I had written most of my views down on the probing, immersive cinematic pieces of ‘horror’ in the first part that included both THE SIXTH SENSE and SUSPIRIA.

Twenty years after it premiered to instant cult status and bouyed by Brian Raftery’s latest book BEST. MOVIE. YEAR. EVER. HOW 1999 BLEW UP THE SCREEN that I enjoyed reading to the hilt , THE SIXTH SENSE was revisited by me, this time in all the earnestness of a singular viewing experience and it all made sense. It utilised the novelty of its title to launch the innate, intrinsic connections between loved ones. Often as it happens in the case of preserving our kindred, fear wracks these blood bonds. This screenplay identified the potency of it all.

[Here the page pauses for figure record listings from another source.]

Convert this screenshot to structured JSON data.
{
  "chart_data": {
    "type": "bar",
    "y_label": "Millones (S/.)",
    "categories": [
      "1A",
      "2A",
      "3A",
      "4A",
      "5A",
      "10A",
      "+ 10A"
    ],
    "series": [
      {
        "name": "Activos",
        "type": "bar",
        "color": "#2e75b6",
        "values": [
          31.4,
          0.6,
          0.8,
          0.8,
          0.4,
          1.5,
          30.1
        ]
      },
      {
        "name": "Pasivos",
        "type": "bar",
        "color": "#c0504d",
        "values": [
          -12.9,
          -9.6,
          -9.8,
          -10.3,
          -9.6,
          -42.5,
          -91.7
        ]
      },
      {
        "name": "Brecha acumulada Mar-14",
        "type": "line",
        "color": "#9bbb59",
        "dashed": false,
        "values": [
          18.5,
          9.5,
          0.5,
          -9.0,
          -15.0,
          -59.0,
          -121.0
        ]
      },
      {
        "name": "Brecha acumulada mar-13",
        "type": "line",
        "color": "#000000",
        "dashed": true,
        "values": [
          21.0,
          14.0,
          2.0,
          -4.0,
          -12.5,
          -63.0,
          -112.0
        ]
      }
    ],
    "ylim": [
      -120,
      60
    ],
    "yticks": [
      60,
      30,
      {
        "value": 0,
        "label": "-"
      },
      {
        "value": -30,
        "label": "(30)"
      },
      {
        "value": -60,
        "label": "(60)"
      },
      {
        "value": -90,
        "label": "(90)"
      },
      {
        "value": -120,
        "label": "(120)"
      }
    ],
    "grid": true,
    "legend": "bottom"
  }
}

The fear of losing out on one’s precious relationships, being left to fend for oneself without a partner in a void of urban disrepair and not knowing the pain of one’s own children all came beautifully close to reality in Manoj Night Shyamalan’s humanist classic. Those two words HUMANIST CLASSIC put together define THE SIXTH SENSE for me.


This tale of a troubled young child(Haley Joel) who seems wise beyond his years when trying to articulate his silent broil while connecting with his psychologist, a decorated and compassionate man(Bruce Willis) with personal chinks in his armour comes with two major revelations. First being that the child isn’t deluded and that he can actually communicate with non- mortal spirits. The second is the disclosure that comes in the ending moments where the adult guardian turns out to be a deceased man himself, communicating with the clairvoyant child and trying to reach out to his grieving wife (Olivia Williams) The moments that come before it lead to this non linear approach and I noticed them with clarity this time around . In hindsight, on this viewing, the ‘big reveal’ is backed by clues from the very beginning of the film.

Watching it now, one can make sense of the climactic twist. In the man’s interactions with his wife, she never looks at him face to face or is shown sleeping, implying a great rift in the bond but skillfully demonstrating the fact that Willis has gone beyond the mortal realm and is communicating with her as an invisible apparition. So Cole is his medium and that upends the narrative in a direction that is unexpected but seamless in hindsight.


The Sixth Sense also revels in the most predominant sense of the cinematic medium : of recognising sensual beauty in humanity. The emotional evolution and its parallelism with fear is articulated with close ups and beautifully constructed sense of narration. Shyamalan is a master of these moments of quiet revelations on that front, a feat he reiterated in SIGNS and one of my own favourites THE VILLAGE . There is no shock tactic employed by him to convey even the ‘historic’ cinematic twist in his most memorable creation. It flows with the nervous tension of this unlikely bond between the world of children and adults.

Looking at Cole and his gift of communicating with the dead, one also thinks about the unsympathetic tag that The Warrens( the real life paranormal investigators made iconic by the Conjuring universe) may have received as children too. Cole is bullied and alienated within his peers and he is indeed looked at as a freak by them.


That apart, there are scenes that stay with us. How can we forget the ‘I see dead people’ announcement or the trajectory of the young girl (Mischa Barton) who leaves behind a tape implicating her mother in her untimely death at the time of the post funeral service luncheon. Cole and his mother (Toni Collette) break our hearts by the tenacity and brittle resolve that binds them wherein love is the strongest principle and the concluding scene with them in the car is emotionally resonant as all parent – child affinities are. Then there is the ‘Stuttering Stanley’ sequence. The quiet poignancy of the one where Bruce watches as his wife expresses her affection to another man and their final moment together.

James Newton Howard composes a memorable score that attests to this keen sense of humanity.

HALEY JOEL OSMENT is, hands down, a great performer. Along with the tacit melancholy of Bruce Willis and transparency of Olivia Williams and Toni Collette, THE SIXTH SENSE becomes a transcendental experience, bypassing genre conventions to find the core of human frailties and goodness . It remains a standalone marvel and with good measure.


3 thoughts on “THE ‘HORROR’ OF IT ALL–FINAL PART : revisiting THE SIXTH SENSE (1999)

  1. I’m not a fan of horror movies or suspension but this was an amazing movie. I was hanging out with a friend and we went to see it on the big screen — I had really no idea what it was about so it hit me very hard and I was scrunched down in my seat for most of it! We still talk/laugh about it! The entire cast was amazing, the structure of the story and the direction as well. Very much a pioneering film/modern classic!